For the forty years succeeding the Civil War the manufacture of harvesting machinery was a business in which many engaged, but in which few survived. The wildest competition ruthlessly destroyed all but half a dozen powerful firms. Cyrus McCormick died in 1884, but his sons proved worthy successors; the McCormick factory still headed the list, manufacturing, in 1900, one-third of all the self-binders used in the world. The William Deering Company came next and then D. M. Osborne, J. J. Glessner, and W. H. Jones, established factories that made existence exceedingly uncomfortable for the pioneers. Whatever one may think of the motives which caused so many combinations in the early years of the twentieth century, there is no question that irresistible economic forces compelled these great harvester companies to get together. Quick profits in the shape of watered stock had nothing to do with the formation of the International Harvester Company. All the men who controlled these enterprises were individualists, with a natural loathing for trusts, combinations, and pools. They wished for nothing better than to continue fighting the Spartan battle that had made existence such an exciting pastime for more than half a century. But the simple fact was that these several concerns were destroying one another; it was a question of joining hands, ending the competition that was eating so deeply into their financial resources, or reducing the whole business to chaos. When Mr. George W. Perkins, of J. P. Morgan and Company, first attempted to combine these great companies, the antagonisms which had been accumulated in many years of warfare constantly threatened to defeat his end. He early discovered that the only way to bring these men together was to keep them apart. The usual way of creating such combinations is to collect the representative leaders, place them around a table, and persuade them to talk the thing over. Such an amicable situation, however, was impossible in the present instance. Even when the four big men--McCormick, Deering, Glessner, and Jones--were finally brought for the final treaty of peace to J. P. Morgan's office, Mr. Perkins had to station them in four separate rooms and flit from one to another arranging terms. Had these four men been brought face to face, the Harvester Company would probably never have been formed.
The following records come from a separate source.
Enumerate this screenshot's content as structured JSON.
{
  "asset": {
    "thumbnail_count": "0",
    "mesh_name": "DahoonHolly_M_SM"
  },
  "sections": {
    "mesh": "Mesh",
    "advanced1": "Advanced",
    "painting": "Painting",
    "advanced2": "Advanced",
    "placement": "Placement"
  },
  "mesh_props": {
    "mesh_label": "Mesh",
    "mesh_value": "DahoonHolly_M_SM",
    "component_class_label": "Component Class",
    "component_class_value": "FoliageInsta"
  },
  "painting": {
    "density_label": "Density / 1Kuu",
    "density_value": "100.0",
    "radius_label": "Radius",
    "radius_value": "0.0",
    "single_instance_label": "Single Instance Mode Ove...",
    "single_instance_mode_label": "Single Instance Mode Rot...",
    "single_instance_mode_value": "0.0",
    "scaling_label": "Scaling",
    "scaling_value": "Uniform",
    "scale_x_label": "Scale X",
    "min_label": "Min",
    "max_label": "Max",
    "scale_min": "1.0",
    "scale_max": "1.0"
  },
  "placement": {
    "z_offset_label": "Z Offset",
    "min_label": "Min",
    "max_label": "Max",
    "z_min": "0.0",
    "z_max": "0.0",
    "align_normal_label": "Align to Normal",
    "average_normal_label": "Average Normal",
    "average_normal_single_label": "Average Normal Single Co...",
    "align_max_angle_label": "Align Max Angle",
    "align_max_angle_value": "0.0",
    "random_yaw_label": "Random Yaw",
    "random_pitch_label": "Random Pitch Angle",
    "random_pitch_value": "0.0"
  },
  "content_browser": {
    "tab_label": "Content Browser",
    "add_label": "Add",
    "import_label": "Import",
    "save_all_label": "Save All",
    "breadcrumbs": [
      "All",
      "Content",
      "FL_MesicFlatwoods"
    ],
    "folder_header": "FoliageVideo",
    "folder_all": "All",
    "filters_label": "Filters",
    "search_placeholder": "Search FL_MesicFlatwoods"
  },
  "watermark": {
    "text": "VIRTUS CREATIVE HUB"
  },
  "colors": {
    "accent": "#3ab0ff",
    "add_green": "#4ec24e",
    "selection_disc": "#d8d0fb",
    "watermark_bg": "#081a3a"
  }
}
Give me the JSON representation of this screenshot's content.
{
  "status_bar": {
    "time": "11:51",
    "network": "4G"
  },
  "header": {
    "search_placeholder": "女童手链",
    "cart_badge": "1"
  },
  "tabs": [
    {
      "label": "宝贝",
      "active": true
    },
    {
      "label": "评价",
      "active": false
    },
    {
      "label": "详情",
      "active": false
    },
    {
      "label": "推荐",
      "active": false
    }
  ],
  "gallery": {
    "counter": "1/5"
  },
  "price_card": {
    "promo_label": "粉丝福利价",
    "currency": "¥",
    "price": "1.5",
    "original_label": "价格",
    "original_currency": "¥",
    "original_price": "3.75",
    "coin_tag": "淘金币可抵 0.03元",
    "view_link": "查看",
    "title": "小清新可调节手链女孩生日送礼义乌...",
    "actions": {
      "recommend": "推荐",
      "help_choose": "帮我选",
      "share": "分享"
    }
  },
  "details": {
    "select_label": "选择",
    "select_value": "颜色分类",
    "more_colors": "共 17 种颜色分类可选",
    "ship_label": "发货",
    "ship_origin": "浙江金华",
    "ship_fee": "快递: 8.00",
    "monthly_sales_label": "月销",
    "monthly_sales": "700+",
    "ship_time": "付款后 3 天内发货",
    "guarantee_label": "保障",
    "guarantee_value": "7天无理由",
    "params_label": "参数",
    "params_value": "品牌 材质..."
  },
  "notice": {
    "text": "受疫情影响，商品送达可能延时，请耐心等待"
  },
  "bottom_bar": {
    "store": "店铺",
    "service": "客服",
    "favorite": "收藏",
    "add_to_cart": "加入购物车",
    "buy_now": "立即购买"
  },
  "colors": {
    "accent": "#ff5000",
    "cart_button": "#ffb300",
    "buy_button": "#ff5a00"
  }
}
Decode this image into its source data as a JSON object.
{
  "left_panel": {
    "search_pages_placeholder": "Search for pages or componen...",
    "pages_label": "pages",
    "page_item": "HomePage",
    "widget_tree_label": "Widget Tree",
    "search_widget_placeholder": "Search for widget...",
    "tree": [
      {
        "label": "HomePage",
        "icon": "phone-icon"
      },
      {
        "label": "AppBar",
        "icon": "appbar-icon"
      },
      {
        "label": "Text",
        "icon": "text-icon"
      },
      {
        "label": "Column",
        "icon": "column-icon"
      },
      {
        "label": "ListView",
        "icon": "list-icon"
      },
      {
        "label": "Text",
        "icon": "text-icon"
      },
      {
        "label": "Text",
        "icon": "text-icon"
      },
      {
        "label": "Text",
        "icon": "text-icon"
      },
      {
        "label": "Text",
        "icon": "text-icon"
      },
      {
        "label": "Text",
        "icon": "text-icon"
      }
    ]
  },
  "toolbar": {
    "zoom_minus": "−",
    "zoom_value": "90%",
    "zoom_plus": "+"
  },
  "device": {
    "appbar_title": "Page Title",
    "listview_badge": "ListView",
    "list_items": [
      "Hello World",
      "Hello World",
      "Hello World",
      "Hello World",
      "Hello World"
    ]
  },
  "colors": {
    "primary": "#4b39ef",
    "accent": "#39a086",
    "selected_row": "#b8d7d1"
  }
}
Having once signed their names, however, these once antagonistic interests had little difficulty in forming a strong combination. The company thus brought together manufactured 85 per cent of all the farm machinery used in this country. It owned its own coal-fields and iron mines and its own forests, and it produces most of the implements used by 10,000,000 farmers. In 1847 Cyrus McCormick made 100 reapers and sold them for $10,000; by 1902 the annual production of the corporation amounted to hundreds of thousands of harvesters--besides an almost endless assortment of other agricultural tools, ploughs, drills, rakes, gasoline engines, tractors, threshers, cream separators, and the like--and the sales had grown to about $75,000,000. This is merely the financial measure of progress; the genuine achievements of McCormick's invention are millions of acres of productive land and a farming population which is without parallel elsewhere for its prosperity, intelligence, manfulness, and general contentment.